Im Hochsprungwettkampf der Frauen gab es einen weiteren Doppelsieg aus Innerschweizer Sicht zu bejubeln. Siebenkampfspezialistin Géraldine Ruckstuhl siegte vor der Höhengleichen Livia Odermatt, welche auf 1,80 m im Gegensatz zur Altbüronerin einen Fehlversuch verzeichnete. Im Weitsprung sicherte sich Ruckstuhl mit persönlicher Hallen-Bestweite von 5,97 Metern die Bronzemedaille. Nur fünf Zentimeter weniger weit sprang die Willisauerin Céline Schwarzentruber, die ihre Bestweite um 20 Zentimeter steigern konnte.

Über 60 Meter Hürden stand mit der Zugerin Géraldine Frey eine weitere Zentralschweizerin auf dem Podest. In 8,57 Sekunden sicherte sie sich die Bronzemedaille. Über 60 Meter wurde sie mit persönlicher Bestzeit von 7,48 Sekunden tolle Fünfte. Im Dreisprung ging der Titel einmal mehr an die Schwyzerin Barbara Leuthard. (stb)

Hallenmeisterschaften

Magglingen. Männer. 60 m: 1. Marie Jean-Yann De Grace (Versoix) (HF 6,70) 6,71. Andreas Haas (Willisau) 7,00. – 800 m: 1. Robin Oester (Thun) 1:51,67. Ramon Christen (Nidwalden) 2:02,08. – Stab: 1. Dominik Alberto (Zürich) 5,55. 5. Marco Jost (Emmenstrand) 4,68.
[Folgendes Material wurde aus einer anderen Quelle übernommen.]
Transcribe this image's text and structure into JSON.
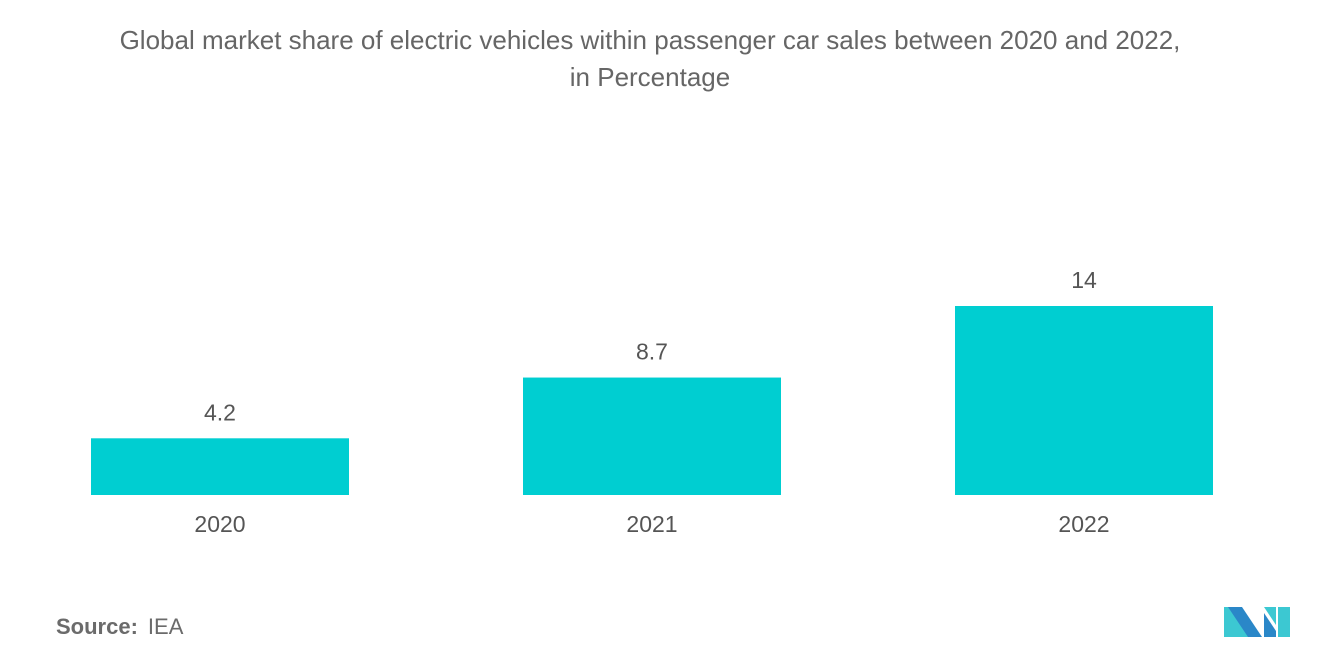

Frauen. 60 m: 1. Mujinga Kambundji (Bern) 7,03. 5. Géraldine Frey (Zug) 7,48. Inola Blatty (Rothenburg) 7,53. Silke Lemmens (Zug) 7,73. Kim Flattich (Galgenen) 7,90. – 200 m: 1. Lea Sprunger (Nyon) 22,88. Silke Lemmens 24,56. Julia Niederberger (Nidwalden) 25,24. – 400 m: 1. Yasmin Giger (Amriswil) 54,12. Tina Baumgartner (Nidwalden) 58,35. – 800 m: 1. Lisa Stöckli (Gettnau) 2:09,87. 2. Stefanie Barmet (Willisau) 2:10,23. 3. Noëmi Jakober (Alpnach) 2:10,44. – 3000 m: 1. Chiara Scherrer (Hütten) 10:06,33. 3. Stefanie Barmet 10:08,93. – 60 m Hürden: 1. Caroline Agnou (Biel) 8,42. 3. Géraldine Frey (HF 8,53) 8,57. 5. Géraldine Ruckstuhl (Altbüron) (HF 8,55) 8,63. Kim Flattich 8,84. – Hoch: 1. Géraldine Ruckstuhl 1,80. 2. Livia Odermatt (Aarau) 1,80. 6. Nadine Odermatt (Kerns) 1,68. 7. Cora Zurmühle (Luzern) 1,68. – Weit: 1. Caroline Agnou 6,22. 3. Géraldine Ruckstuhl 5,97. 4. Céline Schwarzentruber (Willisau) 5,92. 5. Barbara Leuthard (Zürich) 5,87. 14. Tina Baumgartner 5,38. – Drei: 1. Barbara Leuthard 12,96. – Kugel (4 kg): 1. Caroline Agnou 14,34. 4. Géraldine Ruckstuhl 13,69.